@Laconique
Que nenni !
La figure de l’albatros, l’oiseau géant qui voyage au-dessus
des mers et observe les marins, est le symbole du poète lui-même, considéré
comme l’oiseau du bon augure, ainsi que le poète, dont la naissance est inscrite
dans un plan providentiel. Mais, comme tous les prophètes et les manifestations
du divin sur la terre, l’albatros et le poète ne sont pas acceptés par les hommes
: ils deviennent objets de dérision et la moquerie abaisse leur grandeur. La
poésie elle-même empêche le poète de vivre dans le monde dont le navire est le
symbole, dans ce monde de la prose, où le poète n’est pas capable de marcher,
parce qu’il sait seulement voler, c’est à dire écrire en vers. Il est donc vu
comme objet ridicule dans un monde d’hypocrites, sans aucun courage, qui ne
peut pas reconnaître l’élu, faible désormais sur la terre.

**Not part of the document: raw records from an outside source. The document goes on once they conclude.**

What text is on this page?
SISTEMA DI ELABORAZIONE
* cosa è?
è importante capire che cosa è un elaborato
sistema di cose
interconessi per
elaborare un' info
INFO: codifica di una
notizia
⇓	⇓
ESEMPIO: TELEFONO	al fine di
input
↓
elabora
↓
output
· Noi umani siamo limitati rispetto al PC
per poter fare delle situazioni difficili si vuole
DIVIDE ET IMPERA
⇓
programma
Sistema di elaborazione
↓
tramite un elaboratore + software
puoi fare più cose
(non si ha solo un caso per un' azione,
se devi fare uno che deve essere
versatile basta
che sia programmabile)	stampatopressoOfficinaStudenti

Toujours pour Baudelaire (qui a quand même marqué notre
imagerie symbolique), le cygne est le symbole des exilés et, loin de son lac ne
trouve aucun réconfort. C’est par excellence le symbole de la beauté et la
pureté, avec son « blanc plumage », et s’il
transcende sa propre animalité (« ses pieds palmés », son « cou convulsif » ou
« sa tête avide ») par sa grâce quand il nage, il a la nostalgie du paradis
perdu.
Il ne faut pas tout mélanger. La difficulté à s’intégrer et
la douleur de l’émigré coupé des siens et de son univers, ça n’est pas la même
chose, quel que soit le diamètre du rachis.